Услышав свое имя, старуха удивленно подняла вылезшие седые брови:
— Это Полина тебя просветила?
— Она рассказала, что это вы утаили Книгу Смысла.
— Точно, утаила, — с удовольствием подтвердила старуха. — Что еще?
— Ваша дочь в моей читальне была… — сказал я и сразу пожалел. Старуха могла не знать о гибели Селивановой, и горькая новость была бы для нее ударом.
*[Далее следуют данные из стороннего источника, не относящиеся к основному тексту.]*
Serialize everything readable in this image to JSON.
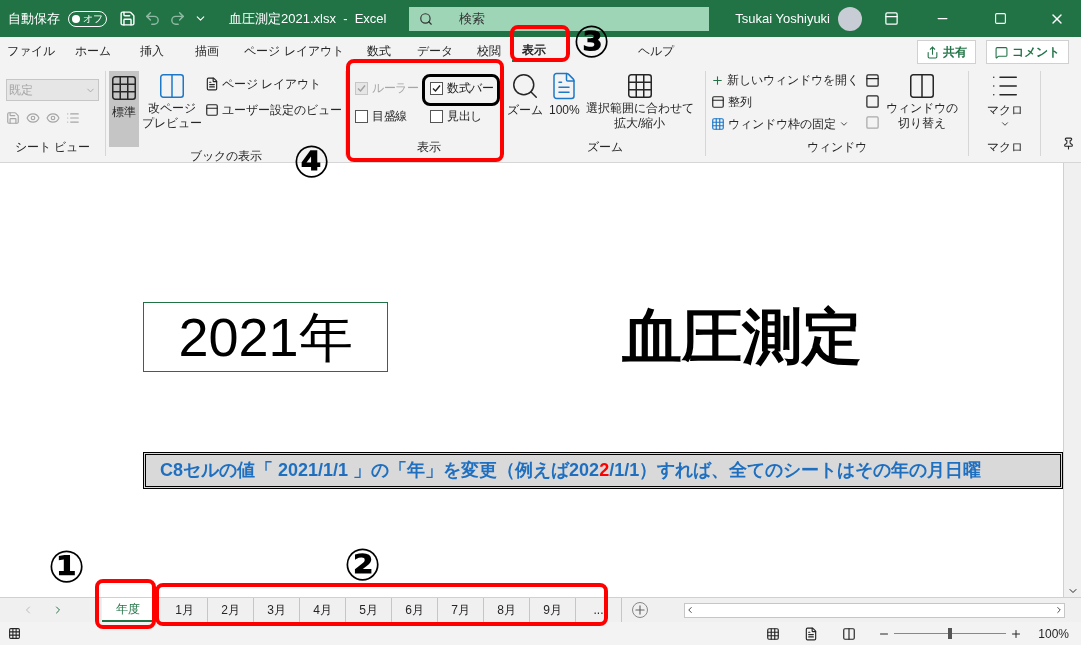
{
  "title_bar": {
    "autosave_label": "自動保存",
    "autosave": {
      "label": "オフ",
      "on": false
    },
    "title": "血圧測定2021.xlsx  -  Excel",
    "search": {
      "placeholder": "検索"
    },
    "user": "Tsukai Yoshiyuki"
  },
  "tabs": [
    {
      "label": "ファイル",
      "selected": false
    },
    {
      "label": "ホーム",
      "selected": false
    },
    {
      "label": "挿入",
      "selected": false
    },
    {
      "label": "描画",
      "selected": false
    },
    {
      "label": "ページ レイアウト",
      "selected": false
    },
    {
      "label": "数式",
      "selected": false
    },
    {
      "label": "データ",
      "selected": false
    },
    {
      "label": "校閲",
      "selected": false
    },
    {
      "label": "表示",
      "selected": true
    },
    {
      "label": "ヘルプ",
      "selected": false
    }
  ],
  "share_button": "共有",
  "comment_button": "コメント",
  "ribbon": {
    "sheet_view": {
      "dropdown": "既定",
      "label": "シート ビュー"
    },
    "workbook_views": {
      "label": "ブックの表示",
      "normal": {
        "label": "標準",
        "selected": true
      },
      "page_break": [
        "改ページ",
        "プレビュー"
      ],
      "page_layout": "ページ レイアウト",
      "custom": "ユーザー設定のビュー"
    },
    "show": {
      "label": "表示",
      "options": [
        {
          "label": "ルーラー",
          "checked": true,
          "disabled": true
        },
        {
          "label": "数式バー",
          "checked": true,
          "disabled": false
        },
        {
          "label": "目盛線",
          "checked": false,
          "disabled": false
        },
        {
          "label": "見出し",
          "checked": false,
          "disabled": false
        }
      ]
    },
    "zoom": {
      "label": "ズーム",
      "zoom_button": "ズーム",
      "hundred_button": "100%",
      "selection_button": [
        "選択範囲に合わせて",
        "拡大/縮小"
      ]
    },
    "window": {
      "label": "ウィンドウ",
      "new_window": "新しいウィンドウを開く",
      "arrange": "整列",
      "freeze": "ウィンドウ枠の固定",
      "switch": [
        "ウィンドウの",
        "切り替え"
      ]
    },
    "macro": {
      "label": "マクロ",
      "button": "マクロ"
    }
  },
  "sheet": {
    "year_cell": "2021年",
    "heading": "血圧測定",
    "banner": [
      {
        "text": "C8セルの値「 2021/1/1 」の「年」を変更（例えば202",
        "color": "#1f6fc0"
      },
      {
        "text": "2",
        "color": "#ff0000"
      },
      {
        "text": "/1/1）すれば、全てのシートはその年の月日曜",
        "color": "#1f6fc0"
      }
    ]
  },
  "sheet_tabs": [
    {
      "label": "年度",
      "selected": true
    },
    {
      "label": "1月",
      "selected": false
    },
    {
      "label": "2月",
      "selected": false
    },
    {
      "label": "3月",
      "selected": false
    },
    {
      "label": "4月",
      "selected": false
    },
    {
      "label": "5月",
      "selected": false
    },
    {
      "label": "6月",
      "selected": false
    },
    {
      "label": "7月",
      "selected": false
    },
    {
      "label": "8月",
      "selected": false
    },
    {
      "label": "9月",
      "selected": false
    },
    {
      "label": "...",
      "selected": false
    }
  ],
  "status_bar": {
    "zoom": {
      "level": 0.5,
      "reading": "100%"
    }
  },
  "annotations": {
    "numbers": [
      "①",
      "②",
      "③",
      "④"
    ],
    "boxes": [
      {
        "color": "#ff0000"
      },
      {
        "color": "#ff0000"
      },
      {
        "color": "#ff0000"
      },
      {
        "color": "#ff0000"
      },
      {
        "color": "#000000"
      }
    ]
  }
}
— Мне сообщили, что Марго нет в живых. Я не переживаю. Скоро я потеряю всякий ум и возможность скорбеть. Но я бы не хотела, чтобы ты держал на нее обиду. Это ведь я посоветовала Марго оставить тебя библиотекарем у широнинцев… — Старуха поежилась, словно от холода. — Наплывает. На мысли, — пожаловалась она. — Душное, белое, как вата. Скоро совсем накроет… Болезнь берет свое… Будь добр, — в голосе старухи прозвенело раздражение, — не косись так на мои телеса! Мне неприятно…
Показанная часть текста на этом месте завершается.